A shifting romantic, hoon and hangman, a real joker
you played yourself-sans-bullshit in a heap of movies;
The Wild Man, Ute, you leapt from life to art
without a hitch; A Bridge To Nowhere, The Quiet Earth,
how you loved women, warmth by the bus load,
produced that classic - My 12 inch, record of the blues.

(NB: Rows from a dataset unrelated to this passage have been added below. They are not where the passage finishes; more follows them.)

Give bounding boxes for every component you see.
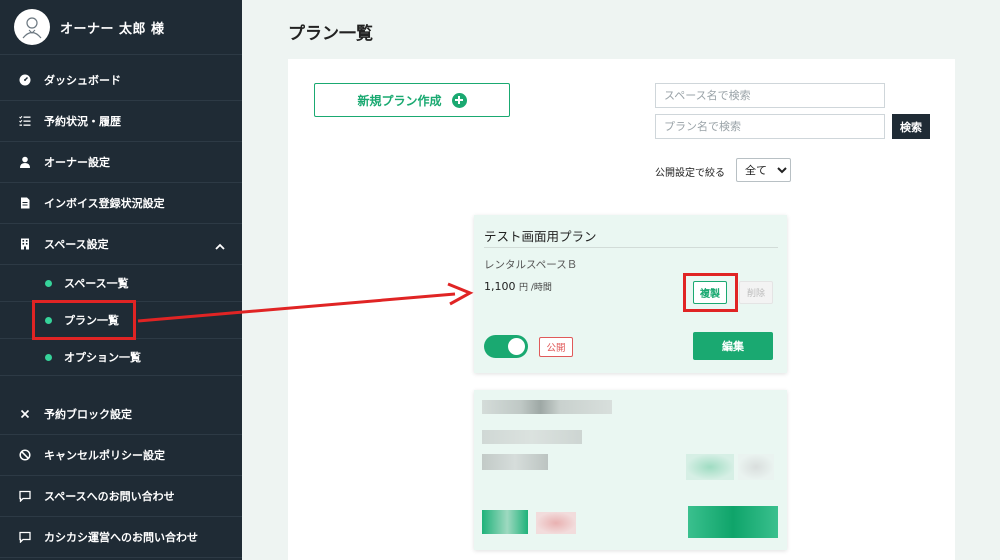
- sidebar-item-space-inquiry[interactable]: スペースへのお問い合わせ: [0, 476, 242, 517]
- blurred-price: [482, 454, 548, 470]
- plan-price: 1,100 円 /時間: [484, 280, 552, 293]
- delete-button[interactable]: 削除: [739, 281, 773, 304]
- chat-icon: [18, 530, 32, 544]
- public-filter-select[interactable]: 全て: [736, 158, 791, 182]
- user-icon: [18, 155, 32, 169]
- new-plan-button[interactable]: 新規プラン作成: [314, 83, 510, 117]
- duplicate-button[interactable]: 複製: [693, 281, 727, 304]
- building-icon: [18, 237, 32, 251]
- search-button[interactable]: 検索: [892, 114, 930, 139]
- sidebar-item-dashboard[interactable]: ダッシュボード: [0, 60, 242, 101]
- chat-icon: [18, 489, 32, 503]
- plan-card: テスト画面用プラン レンタルスペースＢ 1,100 円 /時間 複製 削除 公開…: [474, 215, 787, 373]
- publish-toggle[interactable]: [484, 335, 528, 358]
- public-status-badge: 公開: [539, 337, 573, 357]
- filter-label: 公開設定で絞る: [655, 168, 725, 179]
- dashboard-icon: [18, 73, 32, 87]
- search-space-input[interactable]: [655, 83, 885, 108]
- x-icon: [18, 407, 32, 421]
- blurred-badge: [536, 512, 576, 534]
- blurred-delete: [738, 454, 774, 480]
- highlight-box: [32, 300, 136, 340]
- blurred-title: [482, 400, 612, 414]
- edit-button[interactable]: 編集: [693, 332, 773, 360]
- chevron-up-icon[interactable]: [214, 238, 226, 250]
- page-title: プラン一覧: [288, 24, 373, 44]
- plan-card-blurred: [474, 390, 787, 550]
- avatar: [14, 9, 50, 45]
- blurred-duplicate: [686, 454, 734, 480]
- ban-icon: [18, 448, 32, 462]
- sidebar-item-space-settings[interactable]: スペース設定: [0, 224, 242, 265]
- card-divider: [484, 247, 778, 248]
- search-plan-input[interactable]: [655, 114, 885, 139]
- blurred-edit: [688, 506, 778, 538]
- plan-title: テスト画面用プラン: [484, 229, 597, 244]
- plan-price-unit: 円 /時間: [519, 283, 552, 293]
- bullet-dot: [45, 353, 52, 361]
- user-header[interactable]: オーナー 太郎 様: [0, 0, 242, 55]
- user-name: オーナー 太郎 様: [60, 22, 165, 37]
- avatar-icon: [22, 17, 42, 39]
- sidebar-item-operator-inquiry[interactable]: カシカシ運営へのお問い合わせ: [0, 517, 242, 558]
- plus-circle-icon: [451, 92, 467, 108]
- plan-space-name: レンタルスペースＢ: [484, 259, 578, 271]
- plan-price-value: 1,100: [484, 280, 516, 293]
- sidebar-subitem-option-list[interactable]: オプション一覧: [0, 339, 242, 376]
- sidebar-subitem-space-list[interactable]: スペース一覧: [0, 265, 242, 302]
- blurred-space: [482, 430, 582, 444]
- sidebar-item-cancel-policy[interactable]: キャンセルポリシー設定: [0, 435, 242, 476]
- toggle-knob: [508, 338, 525, 355]
- document-icon: [18, 196, 32, 210]
- list-icon: [18, 114, 32, 128]
- sidebar-item-invoice[interactable]: インボイス登録状況設定: [0, 183, 242, 224]
- sidebar-item-reservation-block[interactable]: 予約ブロック設定: [0, 394, 242, 435]
- sidebar: オーナー 太郎 様 ダッシュボード 予約状況・履歴 オーナー設定 インボイス登録…: [0, 0, 242, 560]
- bullet-dot: [45, 279, 52, 287]
- sidebar-item-owner-settings[interactable]: オーナー設定: [0, 142, 242, 183]
- sidebar-item-reservations[interactable]: 予約状況・履歴: [0, 101, 242, 142]
- blurred-toggle: [482, 510, 528, 534]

* Bruno Lawrence's Electric Revelation and Traveling Apparition.



The Grey Glas Song

I am the cold watery current of the air,
I am the wreathing hand of mists,
I am the many-windowed firmament
I am the coloured winds on the cloth of night,
I am the cloudy shell around the earth
I am the four chief winds of creation,
I am the speckled winds riding the world
I am the beaked-boat emerging at dawn,
I am the eight encircling servant winds,
I am a thousand lamps breaking in the wave,
I am the weight of a waterfall from a cliff,
I am the red plain of the earth at sunset,
I am the spear thrust of streams from a hill,
I am the lake bursting forth upon the plain,
I am the tall stones circled for strong memory.
Who counts the stars at the well's bottom?
Who is it follows the sun in his circuit?
Who is it keeps the sun fixed on his path?
Who thrice blesses the tides lifting and falling?
Who welcomes the morning of grey dews
knows fiery arrows pierce the breast for vision.
The poet's breath empties up into the night
who calls his answer across deep waves.

[ Taken from the Ms. Ballads, Satire & Salt - A book of Diversions].